From: Chuck Hitchcock <chitchcock@cast.org>
Date: Tue, 2 May 2000 17:38:55 -0400
To: "GL - WAI Guidelines WG \(E-mail\)" <w3c-wai-gl@w3.org>, "Marti" <marti47@MEDIAONE.NET>
Message-ID: <NDBBLDFEGLNOMJEDCGPPIEPAEGAA.chitchcock@cast.org>

CAST has been working on TTS for learners, including those with LD, for many
years.  Our eReader demo can be downloaded from


and used freely for 2 weeks or 10 sessions.  This is a 10MB download so it's
good to have a fast connection.  I suspect that you have a cable modem.

I mention this only to indicate that attention to TTS with navigation
controls and synchronized highlighting of text spoken in Rich Text documents
or in the Internet Explorer component inside the eReader application can
support struggling readers while traversing frames and tables.

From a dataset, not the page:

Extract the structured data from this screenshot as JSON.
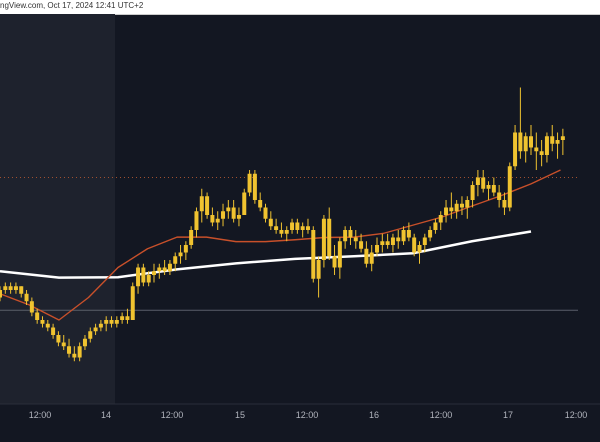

We also created special Windows and Mac versions for Houghton Mifflin Social
Studies CD-ROMs for use in California.  As long as the text content is RTF
or HTML, there is no problem reading it with TTS.  I should note that we
feel that it is critical for the text to highlight while it is spoken for
this population.  It encourages following along and in our ongoing research,
we have found that in time, some students turn off the TTS and use
highlighting to pace their reading.

This is not a sales pitch.  I just want you to know that this exists.  In
fact, if you have a use for it and can provide feedback about how to make it
better, I'll make sure you get it for free.  There are issues pertaining to
page content authoring that are important for this type of tool to work well
and the WAI Guidelines provide a terrific baseline.  We do want TTS to work
in complex media-rich Web-based environments and we are getting there.